Haha, yeah I can tell, you won't accept reality, you can't accept you've made a huge mistake, you can't handle the truth!
Like I said, you're all remarkably gullible, I mean similar.
Lol, the OBR said 4% of GDP per CAPITA OVER 15 YEARS
LOL, YOU HAVE ABSOLUTELY NO FUCKING CLUE WHAT YOURE TALKING ABOUT 😂😂😂😂
Mate, firstly.
Calm down.
Secondly, you're wrong, it is GDP not GDP per capita and it is at least 200bn.
These are facts, accept the facts.
LOL
Fuck off and learn something before you give it large pal.
Productivity, as in GDP per capita. Not GDP.
https://obr.uk/forecasts-in-depth/the-economy-forecast/brexit-analysis/#assumptions
No it's GDP, you are simply wrong, confidently wrong I will grant you, but wrong.
Tell me genius, what's the measure for long term productivity growth the OBR uses here?
https://obr.uk/box/productivity-growth-long-term/
Oh right, look at that, it's GDP.
I mean, are you saying Bloomberg is also wrong?
Again, resorting to insults just shows up your immaturity and the fact that you've lost this debate.

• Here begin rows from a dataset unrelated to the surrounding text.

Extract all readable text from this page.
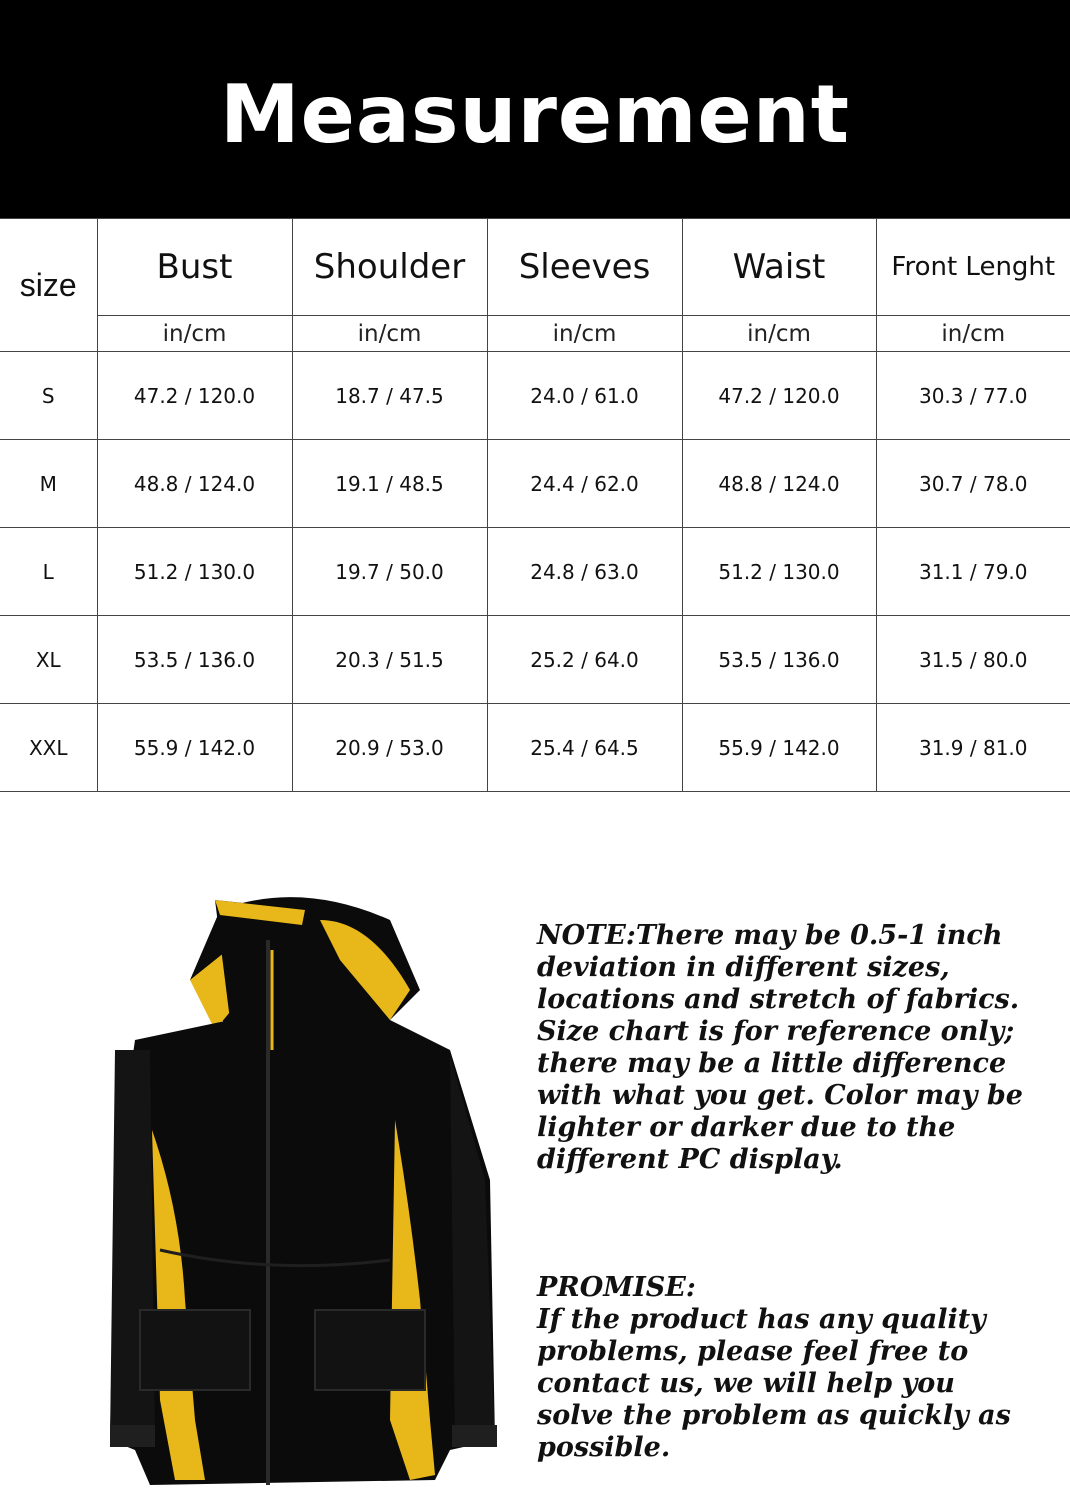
Measurement
size	Bust	Shoulder	Sleeves	Waist	Front Lenght
	in/cm	in/cm	in/cm	in/cm	in/cm
S	47.2 / 120.0	18.7 / 47.5	24.0 / 61.0	47.2 / 120.0	30.3 / 77.0
M	48.8 / 124.0	19.1 / 48.5	24.4 / 62.0	48.8 / 124.0	30.7 / 78.0
L	51.2 / 130.0	19.7 / 50.0	24.8 / 63.0	51.2 / 130.0	31.1 / 79.0
XL	53.5 / 136.0	20.3 / 51.5	25.2 / 64.0	53.5 / 136.0	31.5 / 80.0
XXL	55.9 / 142.0	20.9 / 53.0	25.4 / 64.5	55.9 / 142.0	31.9 / 81.0
NOTE:There may be 0.5-1 inch deviation in different sizes, locations and stretch of fabrics. Size chart is for reference only; there may be a little difference with what you get. Color may be lighter or darker due to the different PC display.
PROMISE:
If the product has any quality problems, please feel free to contact us, we will help you solve the problem as quickly as possible.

You don't understand your own link, 🤡
Fucking hell,
GDP is one thing
GDP per capita is a measure of productivity and living standards
Once you've worked that out, tell me what the loss of productivity that the OBR is forecasting is down to.
Hint, it's comparative advantage. When you've learned what that is, let me know.

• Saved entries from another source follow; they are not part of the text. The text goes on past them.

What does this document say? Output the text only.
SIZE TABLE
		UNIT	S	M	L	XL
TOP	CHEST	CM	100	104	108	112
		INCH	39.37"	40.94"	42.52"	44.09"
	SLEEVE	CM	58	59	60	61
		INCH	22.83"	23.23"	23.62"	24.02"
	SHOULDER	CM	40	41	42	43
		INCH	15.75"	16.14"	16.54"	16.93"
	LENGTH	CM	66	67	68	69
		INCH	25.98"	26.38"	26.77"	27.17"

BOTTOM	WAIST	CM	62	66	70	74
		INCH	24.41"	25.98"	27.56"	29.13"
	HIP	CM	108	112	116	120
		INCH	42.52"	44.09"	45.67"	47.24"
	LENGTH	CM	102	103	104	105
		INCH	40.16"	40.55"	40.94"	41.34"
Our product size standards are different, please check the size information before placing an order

Yeah I know what the difference is, I've just shown you that the OBR is referring to GDP when they walk about 'long term productivity growth' and nothing you have posted there contradicts that.
Seems to be a pattern here, you say something incorrect, I point it out, and you throw insults.
Lol, no they're not. Productivity is not GDP...
And the 4% is over 15 years and is a result of loss of comparative advantage.
If you have to compound an effect over 15 years to get 4%, the effect is fuck all.
So why do Bloomberg put it at 100bn based on that 4% figure?
Yeah, sounds unlikely doesn't it?
Let me ask you, what do you think it's cost the UK per year in billion pounds?
But that's what the forecast says. 4% of productivity lost over the long term of 15 years due to loss of comparative advantage
https://obr.uk/forecasts-in-depth/the-economy-forecast/brexit-analysis
But the forecast is for the cost, no benefit is included.
The loss of comparative advantage is replaced, I'd argue, with competitive advantage which has a much stronger effect. The UK is no longer bound by the anti science regulations on genetic engineering and the new overly restrictive proposed regulations on AI
GDP per capita is a ratio of GDP / population, so if you do more with fewer people, by using automation, robots and AI, your GDP per capita will grow...
The 4% figure over 15 years is a difference of 0.29% to 0.27% productivity growth. Government policy has at least that 0.02% effect
I predict a Starmer govt will be able to introduce policy that will offset the productivity loss just by investing in renewable energy, let alone any research universities' innovations.